One can argue that Jack Johnson, Joe Louis and Jackie Robinson all had a greater societal impact than Ali. Arthur Ashe once opined, ‘Within the United States, Jack Johnson had a larger impact than Ali because he was the first. Nothing that any African-American had done up until that time had the same impact as Jack Johnson’s fight against James Jeffries.’

Joe Louis’s hold on the American psyche was so great that the last words spoken by a young man choking to death in the gas chamber were, ‘Save me, Joe Louis.’ When The Brown Bomber knocked out Max Schmeling at Yankee Stadium in 1938 in a bout that was considered an allegory of good versus evil, it was the first time that most people had heard a black man referred to simply as ‘The American’.

Meanwhile, Jackie Robinson opened doors for an entire generation of Americans. If there had never been a Jackie Robinson, baseball would in time have become integrated; and, eventually, other sports would have followed. But that’s like saying, if there had been no Michelangelo, someone else would have painted the ceiling of the Sistine Chapel.

Still, Ali’s reach, more than that of any of his competitors, was worldwide. So for impact on society, it’s Ali (three points), Ruth (two points), and Jordan (one point). That means there’s a four-four-four tie, and we go to tie-breakers.
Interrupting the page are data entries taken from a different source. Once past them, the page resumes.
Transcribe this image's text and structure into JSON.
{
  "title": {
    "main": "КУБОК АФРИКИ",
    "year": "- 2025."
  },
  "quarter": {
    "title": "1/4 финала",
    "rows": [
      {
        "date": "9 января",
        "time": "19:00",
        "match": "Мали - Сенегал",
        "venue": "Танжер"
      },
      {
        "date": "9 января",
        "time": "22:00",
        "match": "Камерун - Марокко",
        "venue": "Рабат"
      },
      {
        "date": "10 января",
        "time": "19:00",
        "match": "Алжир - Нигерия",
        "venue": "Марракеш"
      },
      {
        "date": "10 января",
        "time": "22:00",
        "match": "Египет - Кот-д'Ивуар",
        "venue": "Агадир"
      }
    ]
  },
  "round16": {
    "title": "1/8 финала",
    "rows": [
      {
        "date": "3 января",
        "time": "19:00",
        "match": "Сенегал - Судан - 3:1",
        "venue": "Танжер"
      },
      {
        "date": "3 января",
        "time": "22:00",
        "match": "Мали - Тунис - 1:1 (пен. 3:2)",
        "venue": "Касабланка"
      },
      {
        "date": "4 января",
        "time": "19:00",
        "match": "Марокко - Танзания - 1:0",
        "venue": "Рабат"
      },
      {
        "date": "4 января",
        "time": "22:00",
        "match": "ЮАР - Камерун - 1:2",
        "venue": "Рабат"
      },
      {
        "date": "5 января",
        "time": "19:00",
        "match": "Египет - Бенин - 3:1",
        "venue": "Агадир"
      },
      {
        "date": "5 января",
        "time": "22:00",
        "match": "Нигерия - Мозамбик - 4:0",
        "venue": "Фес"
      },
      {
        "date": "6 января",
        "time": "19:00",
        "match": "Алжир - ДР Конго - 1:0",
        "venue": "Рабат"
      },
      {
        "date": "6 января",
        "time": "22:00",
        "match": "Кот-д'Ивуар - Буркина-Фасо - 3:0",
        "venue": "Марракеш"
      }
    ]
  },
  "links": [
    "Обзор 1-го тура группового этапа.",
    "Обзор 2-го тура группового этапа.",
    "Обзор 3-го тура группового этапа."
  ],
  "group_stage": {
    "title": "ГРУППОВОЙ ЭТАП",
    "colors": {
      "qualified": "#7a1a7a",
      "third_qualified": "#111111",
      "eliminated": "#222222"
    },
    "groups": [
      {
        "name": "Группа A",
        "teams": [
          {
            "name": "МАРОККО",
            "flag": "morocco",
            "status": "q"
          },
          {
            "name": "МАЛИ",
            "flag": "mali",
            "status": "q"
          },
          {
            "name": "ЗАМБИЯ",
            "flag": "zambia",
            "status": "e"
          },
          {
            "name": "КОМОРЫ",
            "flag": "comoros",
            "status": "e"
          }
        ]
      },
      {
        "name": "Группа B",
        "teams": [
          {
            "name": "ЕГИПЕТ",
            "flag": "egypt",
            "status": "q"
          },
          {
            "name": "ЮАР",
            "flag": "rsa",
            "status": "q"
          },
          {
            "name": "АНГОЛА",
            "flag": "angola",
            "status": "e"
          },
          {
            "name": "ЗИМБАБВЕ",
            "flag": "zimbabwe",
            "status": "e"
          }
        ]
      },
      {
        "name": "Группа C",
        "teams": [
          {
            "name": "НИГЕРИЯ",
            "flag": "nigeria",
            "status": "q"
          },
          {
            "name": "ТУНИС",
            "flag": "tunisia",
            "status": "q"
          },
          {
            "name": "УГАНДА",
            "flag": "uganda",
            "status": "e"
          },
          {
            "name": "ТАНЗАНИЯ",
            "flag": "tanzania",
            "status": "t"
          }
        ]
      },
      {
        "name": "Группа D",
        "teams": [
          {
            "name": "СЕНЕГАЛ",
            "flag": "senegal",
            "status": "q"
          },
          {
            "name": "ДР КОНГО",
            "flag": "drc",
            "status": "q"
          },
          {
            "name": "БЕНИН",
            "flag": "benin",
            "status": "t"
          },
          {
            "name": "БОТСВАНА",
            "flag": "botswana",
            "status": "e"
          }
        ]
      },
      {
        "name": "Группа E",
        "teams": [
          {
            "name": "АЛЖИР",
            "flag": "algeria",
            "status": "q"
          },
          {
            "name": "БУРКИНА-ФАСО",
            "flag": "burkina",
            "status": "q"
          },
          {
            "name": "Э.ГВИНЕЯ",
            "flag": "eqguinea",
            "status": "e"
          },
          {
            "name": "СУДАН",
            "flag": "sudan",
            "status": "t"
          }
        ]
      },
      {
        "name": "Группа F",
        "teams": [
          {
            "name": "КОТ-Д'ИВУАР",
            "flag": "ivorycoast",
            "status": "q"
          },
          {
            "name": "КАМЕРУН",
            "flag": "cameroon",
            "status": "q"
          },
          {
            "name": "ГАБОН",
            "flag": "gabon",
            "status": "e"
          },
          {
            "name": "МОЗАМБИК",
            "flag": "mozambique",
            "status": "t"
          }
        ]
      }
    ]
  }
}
Babe Ruth seemed larger than life. So do Muhammad Ali and Michael Jordan. Ruth and Ali had much-publicised personal weaknesses. Jordan has flaws although they’re less well known. All three men have been idolised. Ali has been loved. It would be presumptuous to choose among them as human beings.

So where do we go from here?

Sixty-four years after Babe Ruth hit his last home run, a half-century after his death, men like Mark McGwire still compete against him. Without Ruth ever having been on SportsCenter or HBO, he is still in the hearts of most sports fans. Ali might enjoy that type of recognition fifty years from now. It’s less likely that Michael Jordan will.

That brings us down to Babe Ruth and Muhammad Ali.